In case it wasn’t obvious from this column, I have been thinking a lot about Pokémon this week and reflecting on the huge role it has played in my life.
If I had not spent all those hours of my childhood training Pikachu and co, learning the language of video games – like managing stats, grinding and turn-based battles – perhaps they wouldn’t have become such a key part of my daily life as an adult.
So happy birthday Pokémon and thank you.
The week Pokemon cards nearly destroyed my school
Hell hath no fury like a small child who feels cheated by a Pokémon card trade.
At least that was the way it felt back in my primary school days.
Because memory is a fuzzy beast, I am not quite sure whether the aforementioned Pokémon cards arrived when I was in Reception or Year 1.
Whichever it was, it unleashed a wave of chaos akin to opening Pandora’s Box.
For three days these trading cards took over my primary school completely, it was all we cared about in class, at lunch time and on the playground.
But while it started peacefully enough, with more trades being made per minute than on the stock exchange, it soon took a dark turn.

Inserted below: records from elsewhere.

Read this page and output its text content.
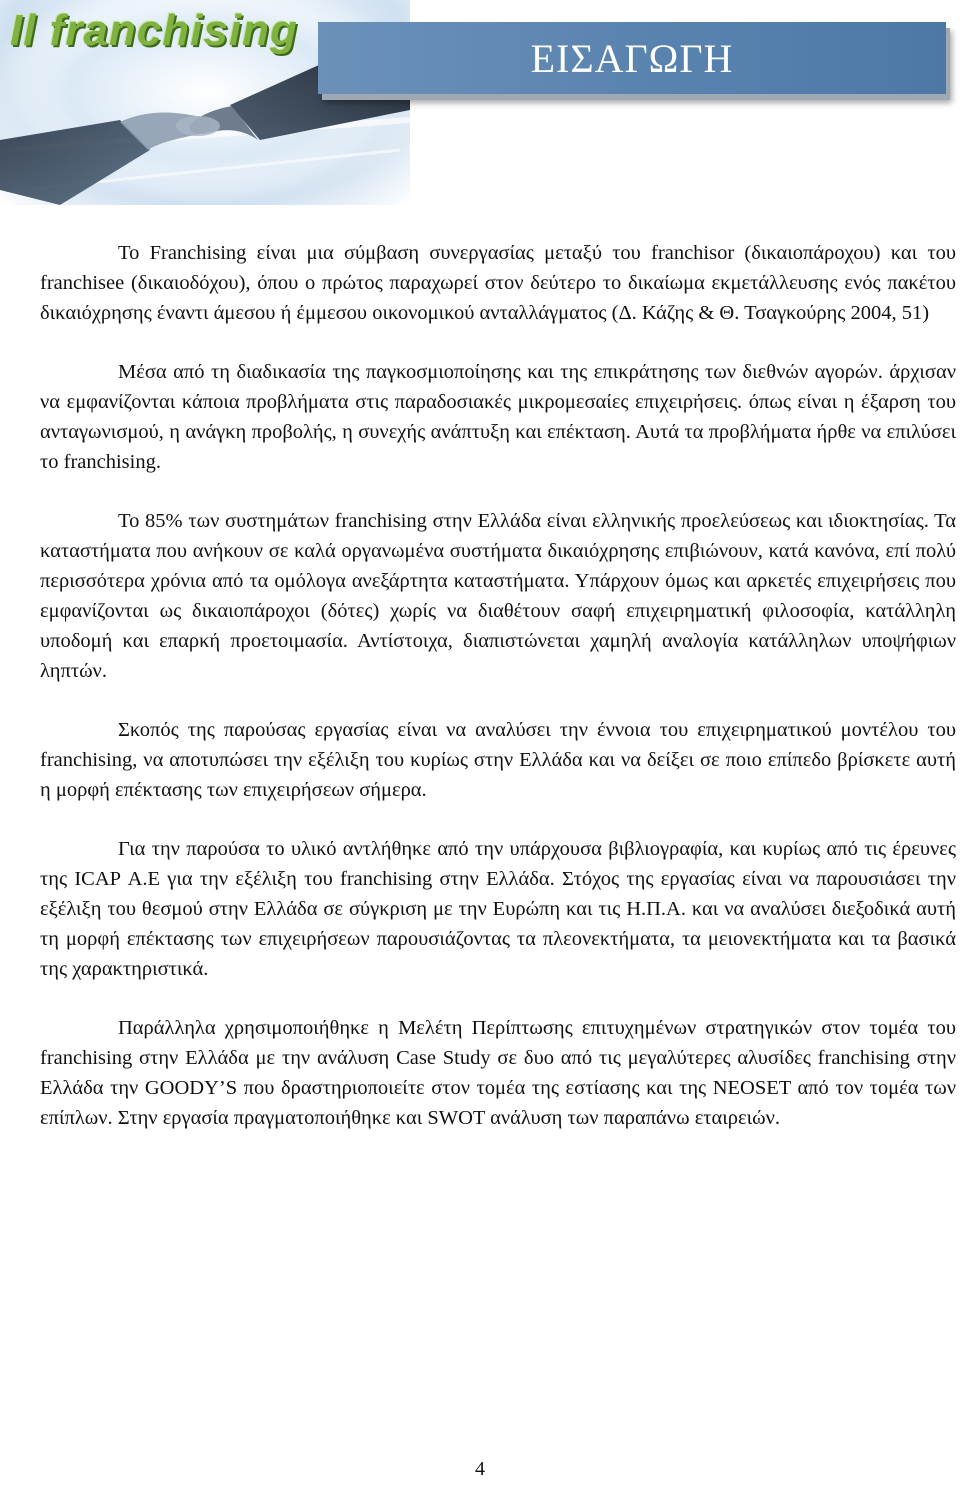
Il franchising
ΕΙΣΑΓΩΓΗ

Το Franchising είναι μια σύμβαση συνεργασίας μεταξύ του franchisor (δικαιοπάροχου) και του franchisee (δικαιοδόχου), όπου ο πρώτος παραχωρεί στον δεύτερο το δικαίωμα εκμετάλλευσης ενός πακέτου δικαιόχρησης έναντι άμεσου ή έμμεσου οικονομικού ανταλλάγματος (Δ. Κάζης & Θ. Τσαγκούρης 2004, 51)

Μέσα από τη διαδικασία της παγκοσμιοποίησης και της επικράτησης των διεθνών αγορών. άρχισαν να εμφανίζονται κάποια προβλήματα στις παραδοσιακές μικρομεσαίες επιχειρήσεις. όπως είναι η έξαρση του ανταγωνισμού, η ανάγκη προβολής, η συνεχής ανάπτυξη και επέκταση. Αυτά τα προβλήματα ήρθε να επιλύσει το franchising.

Το 85% των συστημάτων franchising στην Ελλάδα είναι ελληνικής προελεύσεως και ιδιοκτησίας. Τα καταστήματα που ανήκουν σε καλά οργανωμένα συστήματα δικαιόχρησης επιβιώνουν, κατά κανόνα, επί πολύ περισσότερα χρόνια από τα ομόλογα ανεξάρτητα καταστήματα. Υπάρχουν όμως και αρκετές επιχειρήσεις που εμφανίζονται ως δικαιοπάροχοι (δότες) χωρίς να διαθέτουν σαφή επιχειρηματική φιλοσοφία, κατάλληλη υποδομή και επαρκή προετοιμασία. Αντίστοιχα, διαπιστώνεται χαμηλή αναλογία κατάλληλων υποψήφιων ληπτών.

Σκοπός της παρούσας εργασίας είναι να αναλύσει την έννοια του επιχειρηματικού μοντέλου του franchising, να αποτυπώσει την εξέλιξη του κυρίως στην Ελλάδα και να δείξει σε ποιο επίπεδο βρίσκετε αυτή η μορφή επέκτασης των επιχειρήσεων σήμερα.

Για την παρούσα το υλικό αντλήθηκε από την υπάρχουσα βιβλιογραφία, και κυρίως από τις έρευνες της ICAP Α.Ε για την εξέλιξη του franchising στην Ελλάδα. Στόχος της εργασίας είναι να παρουσιάσει την εξέλιξη του θεσμού στην Ελλάδα σε σύγκριση με την Ευρώπη και τις Η.Π.Α. και να αναλύσει διεξοδικά αυτή τη μορφή επέκτασης των επιχειρήσεων παρουσιάζοντας τα πλεονεκτήματα, τα μειονεκτήματα και τα βασικά της χαρακτηριστικά.

Παράλληλα χρησιμοποιήθηκε η Μελέτη Περίπτωσης επιτυχημένων στρατηγικών στον τομέα του franchising στην Ελλάδα με την ανάλυση Case Study σε δυο από τις μεγαλύτερες αλυσίδες franchising στην Ελλάδα την GOODY’S που δραστηριοποιείτε στον τομέα της εστίασης και της NEOSET από τον τομέα των επίπλων. Στην εργασία πραγματοποιήθηκε και SWOT ανάλυση των παραπάνω εταιρειών.

4
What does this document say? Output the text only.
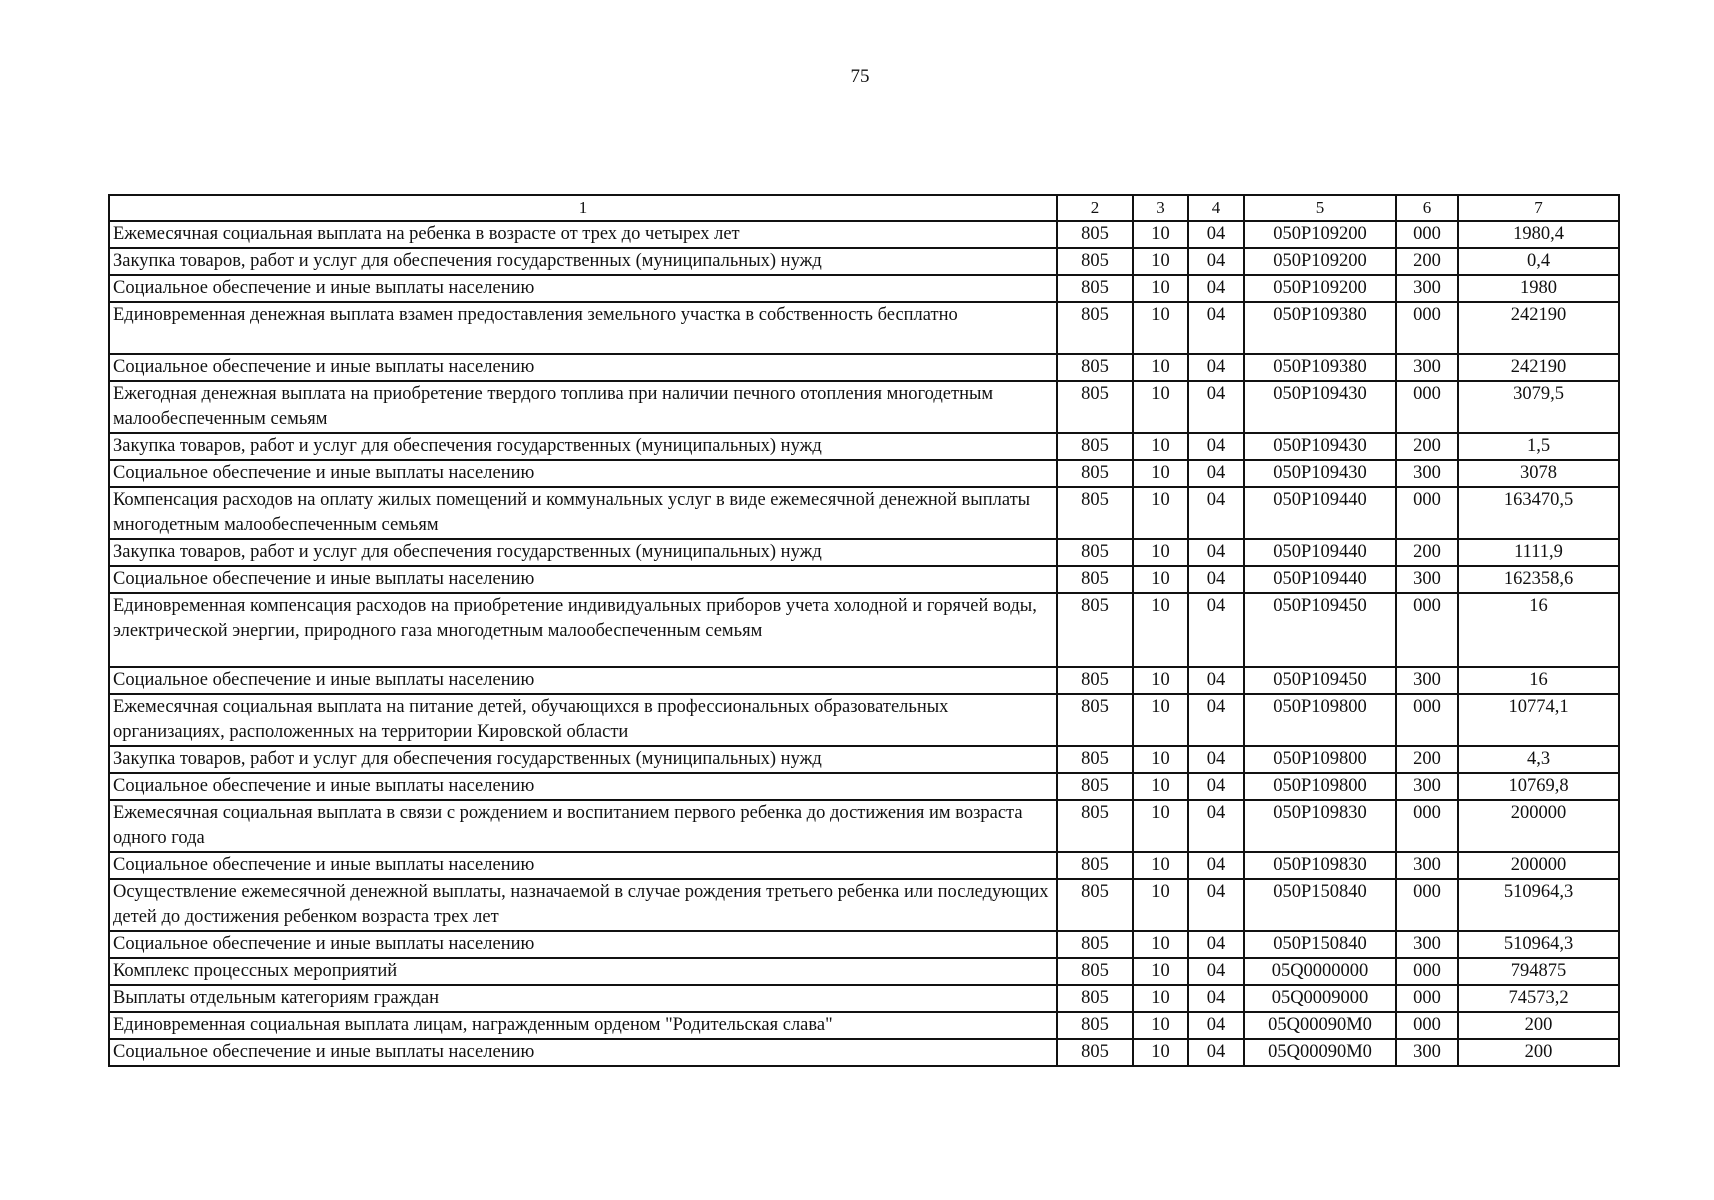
75
1	2	3	4	5	6	7
Ежемесячная социальная выплата на ребенка в возрасте от трех до четырех лет	805	10	04	050Р109200	000	1980,4
Закупка товаров, работ и услуг для обеспечения государственных (муниципальных) нужд	805	10	04	050Р109200	200	0,4
Социальное обеспечение и иные выплаты населению	805	10	04	050Р109200	300	1980
Единовременная денежная выплата взамен предоставления земельного участка в собственность бесплатно	805	10	04	050Р109380	000	242190
Социальное обеспечение и иные выплаты населению	805	10	04	050Р109380	300	242190
Ежегодная денежная выплата на приобретение твердого топлива при наличии печного отопления многодетным малообеспеченным семьям	805	10	04	050Р109430	000	3079,5
Закупка товаров, работ и услуг для обеспечения государственных (муниципальных) нужд	805	10	04	050Р109430	200	1,5
Социальное обеспечение и иные выплаты населению	805	10	04	050Р109430	300	3078
Компенсация расходов на оплату жилых помещений и коммунальных услуг в виде ежемесячной денежной выплаты многодетным малообеспеченным семьям	805	10	04	050Р109440	000	163470,5
Закупка товаров, работ и услуг для обеспечения государственных (муниципальных) нужд	805	10	04	050Р109440	200	1111,9
Социальное обеспечение и иные выплаты населению	805	10	04	050Р109440	300	162358,6
Единовременная компенсация расходов на приобретение индивидуальных приборов учета холодной и горячей воды, электрической энергии, природного газа многодетным малообеспеченным семьям	805	10	04	050Р109450	000	16
Социальное обеспечение и иные выплаты населению	805	10	04	050Р109450	300	16
Ежемесячная социальная выплата на питание детей, обучающихся в профессиональных образовательных организациях, расположенных на территории Кировской области	805	10	04	050Р109800	000	10774,1
Закупка товаров, работ и услуг для обеспечения государственных (муниципальных) нужд	805	10	04	050Р109800	200	4,3
Социальное обеспечение и иные выплаты населению	805	10	04	050Р109800	300	10769,8
Ежемесячная социальная выплата в связи с рождением и воспитанием первого ребенка до достижения им возраста одного года	805	10	04	050Р109830	000	200000
Социальное обеспечение и иные выплаты населению	805	10	04	050Р109830	300	200000
Осуществление ежемесячной денежной выплаты, назначаемой в случае рождения третьего ребенка или последующих детей до достижения ребенком возраста трех лет	805	10	04	050Р150840	000	510964,3
Социальное обеспечение и иные выплаты населению	805	10	04	050Р150840	300	510964,3
Комплекс процессных мероприятий	805	10	04	05Q0000000	000	794875
Выплаты отдельным категориям граждан	805	10	04	05Q0009000	000	74573,2
Единовременная социальная выплата лицам, награжденным орденом "Родительская слава"	805	10	04	05Q00090М0	000	200
Социальное обеспечение и иные выплаты населению	805	10	04	05Q00090М0	300	200
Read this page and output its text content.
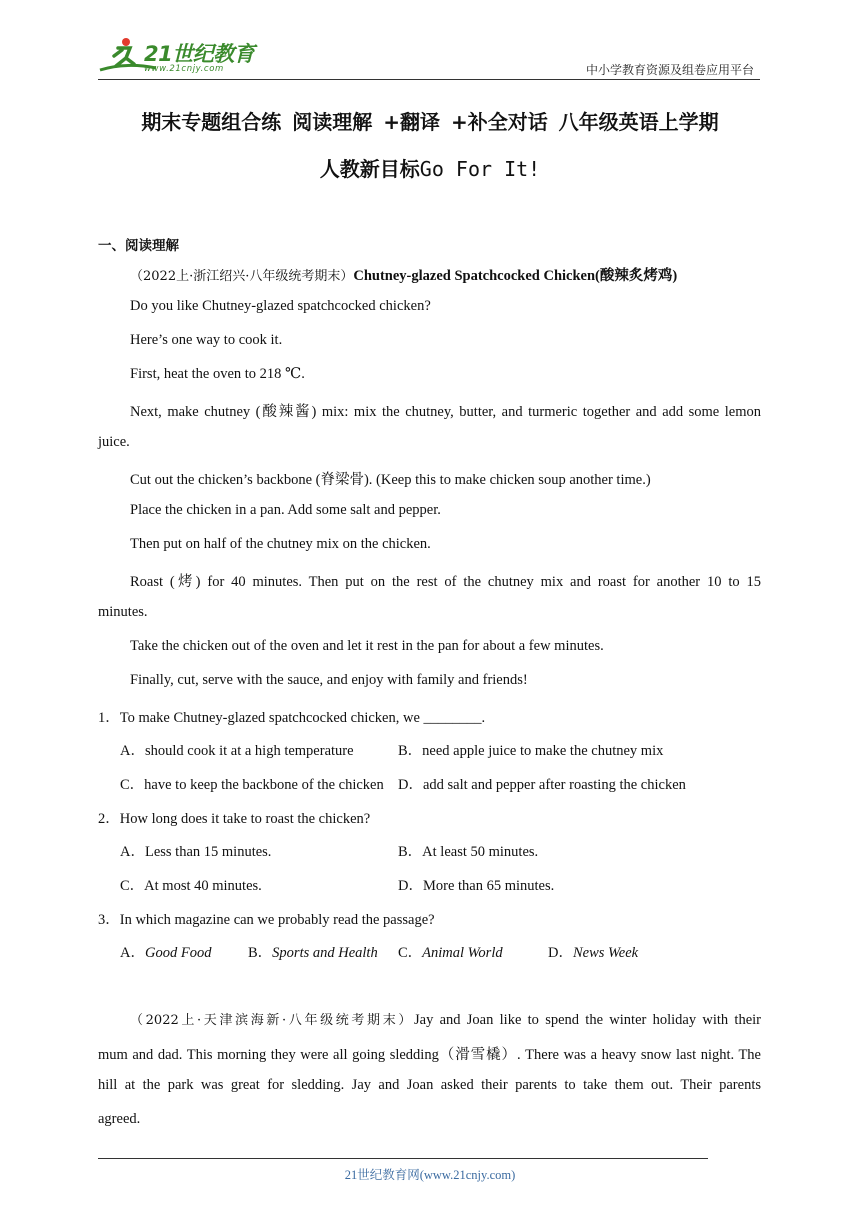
21世纪教育
www.21cnjy.com	中小学教育资源及组卷应用平台
期末专题组合练 阅读理解 +翻译 +补全对话 八年级英语上学期
人教新目标Go For It!
一、阅读理解
（2022上·浙江绍兴·八年级统考期末）Chutney-glazed Spatchcocked Chicken(酸辣炙烤鸡)
Do you like Chutney-glazed spatchcocked chicken?
Here’s one way to cook it.
First, heat the oven to 218 ℃.
Next, make chutney (酸辣酱) mix: mix the chutney, butter, and turmeric together and add some lemon
juice.
Cut out the chicken’s backbone (脊梁骨). (Keep this to make chicken soup another time.)
Place the chicken in a pan. Add some salt and pepper.
Then put on half of the chutney mix on the chicken.
Roast (烤) for 40 minutes. Then put on the rest of the chutney mix and roast for another 10 to 15
minutes.
Take the chicken out of the oven and let it rest in the pan for about a few minutes.
Finally, cut, serve with the sauce, and enjoy with family and friends!
1．To make Chutney-glazed spatchcocked chicken, we ________.
A．should cook it at a high temperature	B．need apple juice to make the chutney mix
C．have to keep the backbone of the chicken D．add salt and pepper after roasting the chicken
2．How long does it take to roast the chicken?
A．Less than 15 minutes.	B．At least 50 minutes.
C．At most 40 minutes.	D．More than 65 minutes.
3．In which magazine can we probably read the passage?
A．Good Food	B．Sports and Health C．Animal World	D．News Week
（2022上·天津滨海新·八年级统考期末）Jay and Joan like to spend the winter holiday with their
mum and dad. This morning they were all going sledding（滑雪橇）. There was a heavy snow last night. The
hill at the park was great for sledding. Jay and Joan asked their parents to take them out. Their parents
agreed.
21世纪教育网(www.21cnjy.com)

Classmate turned against classmate and fights broke out, as buyer’s remorse set in for those who had traded away their prized cards. Or had realised they were prized once they had relinquished ownership.
And by Thursday of that week, Pokémon cards had been banned from the school grounds.
The spectre of the incident would haunt the playground however and a few months later the same fights broke out again following the arrival of football stickers.
How Pokémon taught me about weekly television
I can still remember watching the first episode of the Pokémon anime.
Sitting in my living room with my mum after school, as the rain hammered down outside, and hearing that theme song for the first time.
In the years that followed I became a religious watcher of the cartoon. Taping mid-afternoon episodes on the VCR alongside Power Rangers to watch when I got back home.
My desire to watch more Pokémon was the reason I ended up discovering YouTube, after my childhood best friend told me he had watched the most recent movie on it.
It was also around this time that Fox Kids began airing the new series of Pokémon, with episodes coming out every Wednesday evening, and it was my first taste of having to wait for TV.
I was so used to reruns being aired every day, meaning there were always episodes waiting for me, that it took me a while to wrap my mind around having to spend a week anticipating an episode.
Counting down the days until Wednesday rolled around, before getting the next 30 minute instalment.